New technologies like the Internet of Things, offer the potential to transform patient monitoring. The IoT healthcare market is projected to reach a valuation of $289 billion by 2028. Other leap forward like Artificial Intelligence could assist in decision augmentation in medical diagnostics before too long. The potential for these two technologies to interact is incredibly exciting. However, as the complexity increases, so do vulnerabilities. The risk of a slight misconfiguration is real, and the potential damage that could be done by a threat actor is worrying.

Who is responsible for making this better?

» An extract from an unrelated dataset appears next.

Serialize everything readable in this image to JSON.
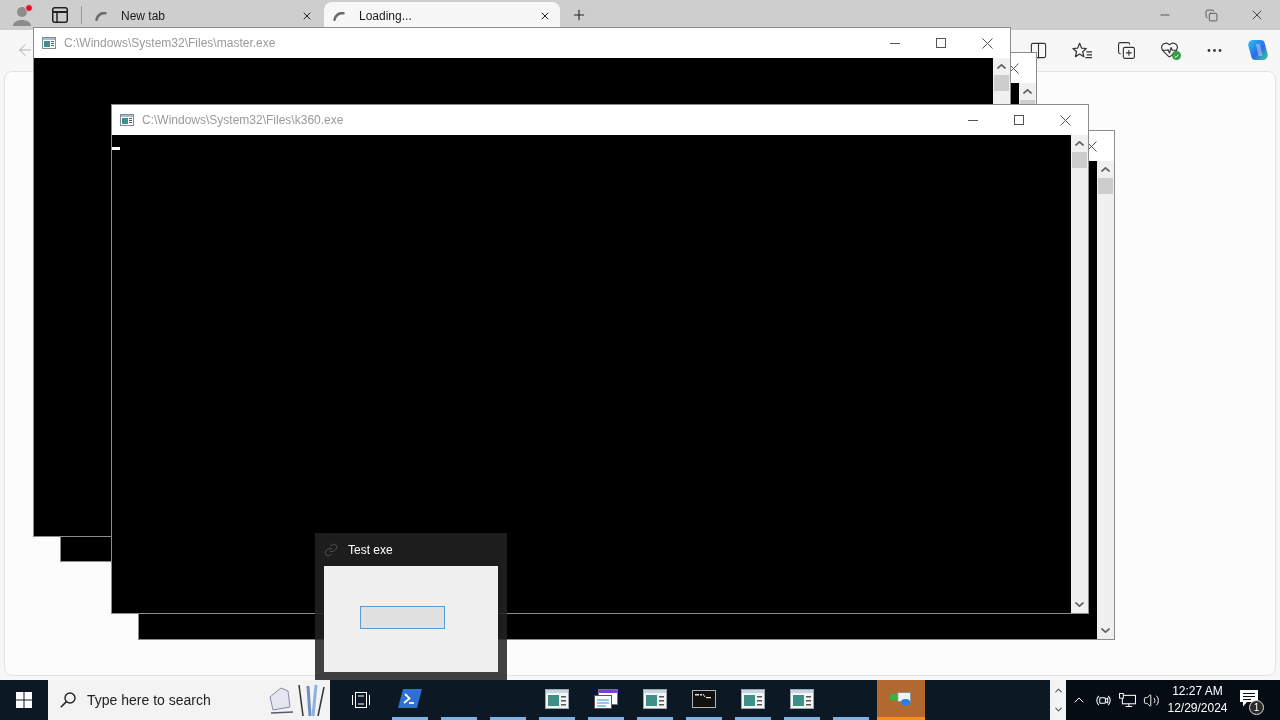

Who is responsible to secure our digital safety? I think overall digital security requires a whole of society approach, not just a whole of Government approach. The potential for ground-breaking improvements in patient outcomes incredible. There will be more devices, more complexity, more opportunities for threat actors to cause disruption, there will be more reasons for them to cause that disruption. We all have a part to play, and we have seen how the EU and State agencies have reacted to the 2021 attack. Tech companies have an obligation to innovate safely, and services and products must be resilient. It’s also critical that decisions makers within the healthcare system understand the risks, and sufficiently prioritise mitigation measures.